The first songs to be written that made it onto the album were "I Wanna", "Back to Me", and "Breakin'". While "I Wanna" was written over six months, with Ritter making constant refinements, the following songs "Gives You Hell" and "Another Heart Calls" were all written during a road trip to Vancouver, British Columbia, Canada, with "Fallin' Apart" and "Mona Lisa" getting scored in Rabun County, Georgia, the latter of which was recorded live in one take. The album was later named When the World Comes Down as Ritter saw the title track as "a perfect, simple work of art".

==Release==
During production of the album, The All-American Rejects broadcast live to fans online to provide a direct insight into the "record-making" process. They later released the demo version of the track "Mona Lisa (When the World Come Down)" and "Sierra's Song" as free downloads, the latter of which never featured on the album and appears on the soundtrack to the American television show 90210.
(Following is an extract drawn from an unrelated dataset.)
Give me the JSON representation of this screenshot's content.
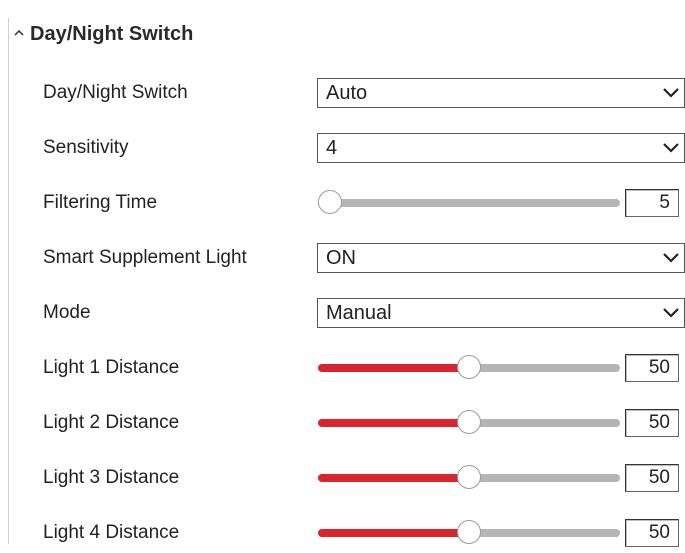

In April 2008, the band appeared at the Bamboozle Left festival. In June, the band performed on the 2008 edition of Warped Tour. On June 30, 2008, the band announced that their next album would be released in three months' time. In August and September, the band embarked on a Canadian tour with Simple Plan and Faber Drive. On September 18, the day that recording for the album was completed, the album's release was changed from mid-September to November 18. On September 22, "Gives You Hell" was made available for streaming through imeem. It was released as the album's lead single on September 30. On October 11, it was announced that the album's release date had again been pushed back, this time to mid-December. In October and November 2008, the band went on a US tour, which included an appearance on Late Night with Conan O'Brien. A music video for "Gives You Hell" followed on November 6, 2008, with an alternative version premiering in January 2009. "Mona Lisa" was released November 18, 2008 along with its music video as a promotional single prior to the album's release. When the World Comes Down was made available for streaming through Myspace on December 15, 2008, before being released a day later. Upon When the World Comes Downs release, ten percent of profits made from the album's sales were donated to the charity Feed the Children.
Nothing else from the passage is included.